Abp Levada o sprzecznościach duchowości bez religii

Radio Watykańskie/J

publikacja 01.11.2005 16:26

Obchody Halloween wpisują się w szerszy kontekst przeciwstawiania sfery ducha sferze religii i odrzucania niewygodnych ograniczeń utożsamianych z doktryną - uważa arcybiskup William Levada.
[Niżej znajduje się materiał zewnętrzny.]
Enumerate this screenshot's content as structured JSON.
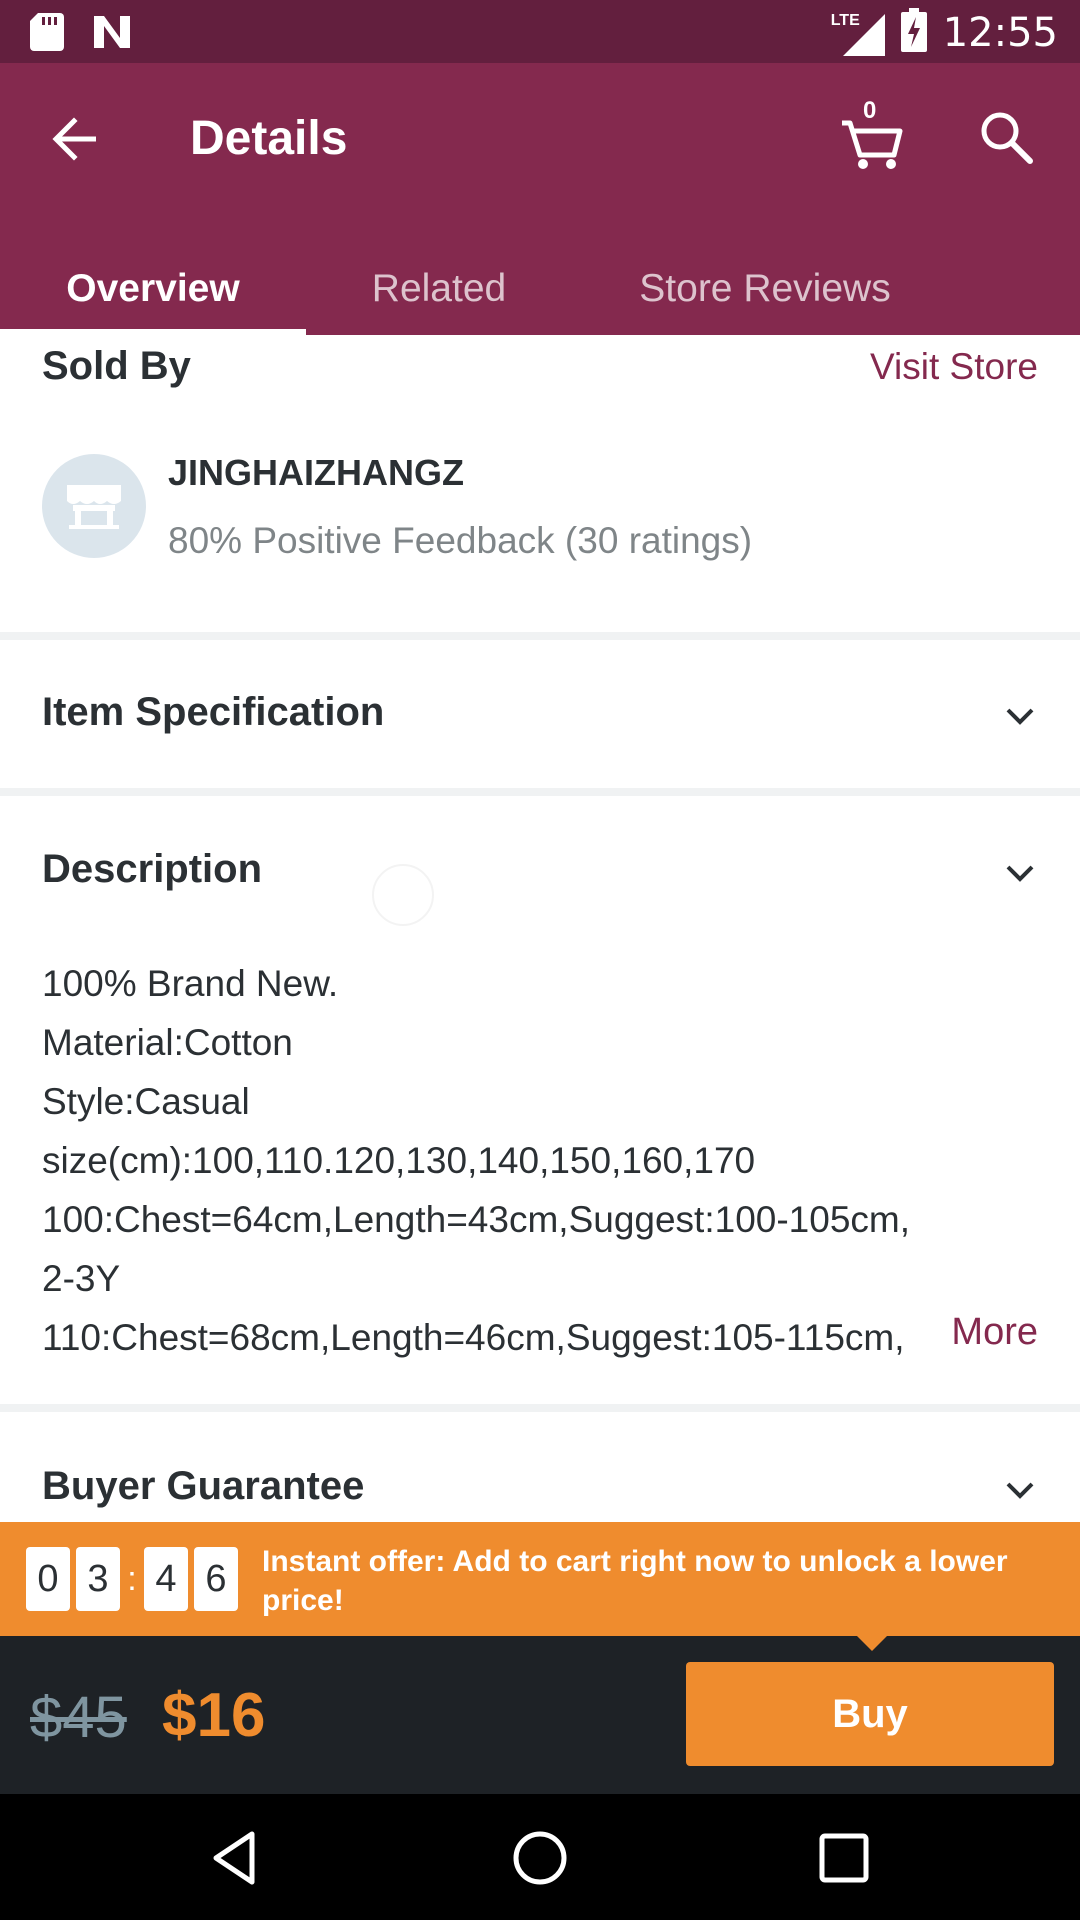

Prefekt Kongregacji Nauki Wiary podkreślił, że duchowość bez doktryny pozostaje bezkształtna. Abp Levada powiedział: Weźmy za przykład kanibalizm. Jaka jest duchowość kanibalizmu? Bo jego doktryną wydaje się być jedzenie. Czy naprawdę istnieje duchowość kanibalizmu i czy jest ona dobra? Innymi słowy: czy każda duchowość jest dobra? Właśnie przypada Halloween i są ludzie akceptujący duchowość, której doktryną są czary. Chcą wejść w kontakt ze stroną duchową, jednak nasza tradycja mówi nam, że istnieją duchy dobre i złe. W świecie ducha istnieje dobro i zło, tak jak i w cielesnej sferze człowieka, więc duchowość bez doktryny jest duchowością bezkształtną, której ja w żaden sposób nie chciałbym tworzyć. Ludzie chcą wyzwolić się z czegoś, co uważają za przymus i ograniczenie religii. Wtedy mówią, że są otwarci na sprawy duchowe, ale że nie są religijni. Jednak prawdziwa duchowość musi wiązać się z religią, gdyż religia określa sposób odniesienia życia wobec Boga. Nieraz popularnie zwykło się mówić: próbuję znaleźć coś, co pomoże mi być lepszym – to jest duchowość. Ale religia oznacza, że jest się twarzą w twarz z wyborami, których trzeba dokonać w kwestii czy Bóg istnieje, czego wymaga i jakiej pragnie relacji z tobą, swym stworzeniem. Współczesny człowiek na wiele sposobów mówi jednak, że nie chce być stworzeniem. Religia zawsze stanowi konkretne wyzwanie wobec naszego odniesienia do Boga.